Appeals to the Environment Court

  • Never underestimate how much time is involved with resolving appeals.
  • Be proactive in attempting to resolve appeals - never rely on the apellant (or their advisors) as it may not be in their interest to resolve the matter speedily.
  • Establish a process to manage appeals right from the beginning. This should include:
    • Defining the types of appeals, and identifying the likely path of resolution and the priorities (note: sometimes apparently intransigent cases may actually be mediated to a solution - don't write anything off!);
    • Using a case manager approach, particularly for dealing with multiple submissions. A case manager can act for the council in dealing with the appellant and associated parties in resolving their allocated appeals, as well as being part of the plan project team and working with other case managers. Case managers must be good at organising and chasing up;
    • Establishing a database to monitor progress (either a separate "purpose-built" database, or, as some local authorities have done, adapting the submissions database to deal with appeals as well); and
    • Establishing a delegated authority process (for example, a small council subcommittee) to monitor progress and make decisions as required.
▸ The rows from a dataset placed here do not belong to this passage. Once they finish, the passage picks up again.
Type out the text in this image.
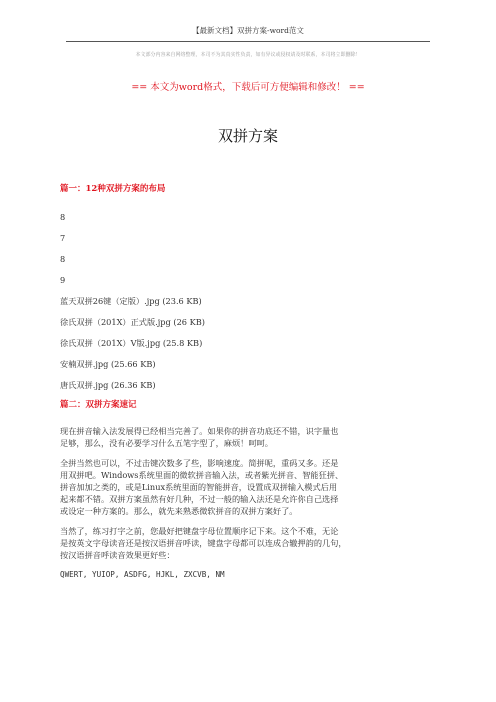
【最新文档】双拼方案-word范文
本文部分内容来自网络整理，本司不为其真实性负责，如有异议或侵权请及时联系，本司将立即删除！
== 本文为word格式，下载后可方便编辑和修改！ ==
双拼方案
篇一：12种双拼方案的布局
8
7
8
9
蓝天双拼26键（定版）.jpg (23.6 KB)
徐氏双拼（201X）正式版.jpg (26 KB)
徐氏双拼（201X）V版.jpg (25.8 KB)
安楠双拼.jpg (25.66 KB)
唐氏双拼.jpg (26.36 KB)
篇二：双拼方案速记
现在拼音输入法发展得已经相当完善了。如果你的拼音功底还不错，识字量也
足够，那么，没有必要学习什么五笔字型了，麻烦！呵呵。
全拼当然也可以，不过击键次数多了些，影响速度。简拼呢，重码又多。还是
用双拼吧。Windows系统里面的微软拼音输入法，或者紫光拼音、智能狂拼、
拼音加加之类的，或是Linux系统里面的智能拼音，设置成双拼输入模式后用
起来都不错。双拼方案虽然有好几种，不过一般的输入法还是允许你自己选择
或设定一种方案的。那么，就先来熟悉微软拼音的双拼方案好了。
当然了，练习打字之前，您最好把键盘字母位置顺序记下来。这个不难，无论
是按英文字母读音还是按汉语拼音呼读，键盘字母都可以连成合辙押韵的几句，
按汉语拼音呼读音效果更好些：
QWERT, YUIOP, ASDFG, HJKL, ZXCVB, NM
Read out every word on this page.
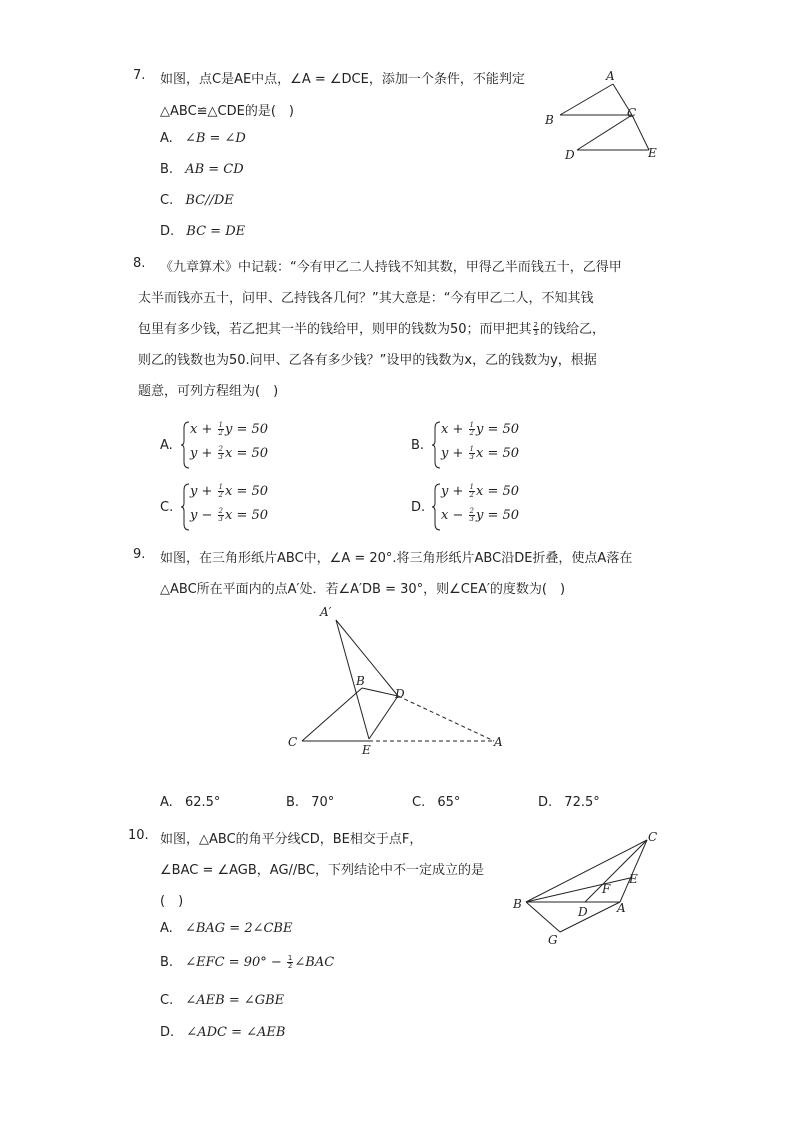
7. 如图，点C是AE中点，∠A = ∠DCE，添加一个条件，不能判定
△ABC≌△CDE的是(　)
A. ∠B = ∠D
B. AB = CD
C. BC//DE
D. BC = DE
A
B	C
D	E
8. 《九章算术》中记载：“今有甲乙二人持钱不知其数，甲得乙半而钱五十，乙得甲
太半而钱亦五十，问甲、乙持钱各几何？”其大意是：“今有甲乙二人，不知其钱
包里有多少钱，若乙把其一半的钱给甲，则甲的钱数为50；而甲把其 $\frac{2}{3}$ 的钱给乙，
则乙的钱数也为50.问甲、乙各有多少钱？”设甲的钱数为x，乙的钱数为y，根据
题意，可列方程组为(　)
A.
$x + \frac{1}{2}$ y = 50
$y + \frac{2}{3}$ x = 50
B.
$x + \frac{1}{2}$ y = 50
$y + \frac{1}{3}$ x = 50
C.
$y + \frac{1}{2}$ x = 50
$y - \frac{2}{3}$ x = 50
D.
$y + \frac{1}{2}$ x = 50
$x - \frac{2}{3}$ y = 50
9. 如图，在三角形纸片ABC中，∠A = 20°.将三角形纸片ABC沿DE折叠，使点A落在
△ABC所在平面内的点A′处．若∠A′DB = 30°，则∠CEA′的度数为(　)
A′
B
D
C
E
A
A. 62.5°	B. 70°	C. 65°	D. 72.5°
10. 如图，△ABC的角平分线CD，BE相交于点F，
∠BAC = ∠AGB，AG//BC，下列结论中不一定成立的是
(　)
A. ∠BAG = 2∠CBE
B. ∠EFC = $90^\circ - \frac{1}{2}$ ∠BAC
C. ∠AEB = ∠GBE
D. ∠ADC = ∠AEB
C
E
F
B
D A
G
  • It is not always easy to predetermine which appeals may be mediated to a resolution and which are irreconcilable and will end up before the Environment Court. Regular re-assessments may therefore be needed to review which route to pursue - mediation or hearing. At some point, a council may reach a "policy threshold", beyond which it is not willing to change any further. However, assessing the other parties' thresholds is not always possible. Such policy thresholds may also change over time: for example, a council may agree to a resolution that it initially refused, so that it may get a plan operative.
  • Work closely with the Environment Court in managing appeals - a good working relationship should be established from the beginning in organising and progressing appeals.
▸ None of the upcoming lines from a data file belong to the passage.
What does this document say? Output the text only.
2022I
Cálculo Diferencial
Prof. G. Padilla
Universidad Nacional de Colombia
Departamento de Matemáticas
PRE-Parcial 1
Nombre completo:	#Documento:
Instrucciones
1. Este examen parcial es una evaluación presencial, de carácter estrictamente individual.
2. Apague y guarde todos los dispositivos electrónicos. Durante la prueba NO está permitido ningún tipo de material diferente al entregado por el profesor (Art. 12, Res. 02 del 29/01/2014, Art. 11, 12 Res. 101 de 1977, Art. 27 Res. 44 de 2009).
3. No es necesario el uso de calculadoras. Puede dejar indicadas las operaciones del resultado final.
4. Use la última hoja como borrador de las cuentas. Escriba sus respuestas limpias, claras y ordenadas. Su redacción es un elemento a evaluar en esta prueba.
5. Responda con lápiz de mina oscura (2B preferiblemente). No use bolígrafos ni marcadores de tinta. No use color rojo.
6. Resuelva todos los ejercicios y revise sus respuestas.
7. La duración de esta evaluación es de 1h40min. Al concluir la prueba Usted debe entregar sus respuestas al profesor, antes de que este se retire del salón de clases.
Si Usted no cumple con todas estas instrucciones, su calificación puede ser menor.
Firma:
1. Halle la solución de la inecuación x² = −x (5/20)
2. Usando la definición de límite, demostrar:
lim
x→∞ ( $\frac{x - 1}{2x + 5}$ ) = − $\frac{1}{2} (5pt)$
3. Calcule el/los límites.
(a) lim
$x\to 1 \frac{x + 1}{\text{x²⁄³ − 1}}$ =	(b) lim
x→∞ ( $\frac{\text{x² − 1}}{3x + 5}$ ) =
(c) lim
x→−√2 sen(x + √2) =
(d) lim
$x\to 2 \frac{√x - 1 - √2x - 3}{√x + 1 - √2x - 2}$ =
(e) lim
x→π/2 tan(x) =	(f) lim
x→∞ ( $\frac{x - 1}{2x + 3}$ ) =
  • Ensure that correct and adequate mandates have been sorted out early - i.e. who is responsible for negotiation and who has the mandate to make decisions on behalf of Council (noting the restrictions on the ability to delegating decision-making powers under s34). If the two roles are separate, ensure regular liaison so that negotiated resolutions do not run the risk of being rejected by the decision-makers.
  • If there are difficulties in maintaining progress on resolving appeals, sometimes direct communication with the appellant rather than their advisors can assist.
  • Mediation is often the preferable way to resolve appeals rather than through Environment Court hearings. Court-appointed commissioners (drawn from the Court) are usually used to help mediate appeals.
  • While council officers (and their advisors) normally have the authority to deal with the parties involved with appeals, it is often useful to involve councillors in the resolution of appeals, particularly the more significant ones with important policy implications. The final agreement on a resolution, however, should always rest with the council (or some delegated authority thereof) before it goes before the Environment Court.
  • If the Court considers that an appealed provision needs amending, the Court can direct a local authority to redraft the provision. The council must redraft the provision in consultation with other parties, and then submit the final draft to the Court for confirmation. Occasionally, the resolution of an issue by the Court may have implications for other parts of the plan as well. For this reason, it is important the Court is fully aware of the wider policy context of some appeals, and the cross-linkages with other provisions and matters of consistency.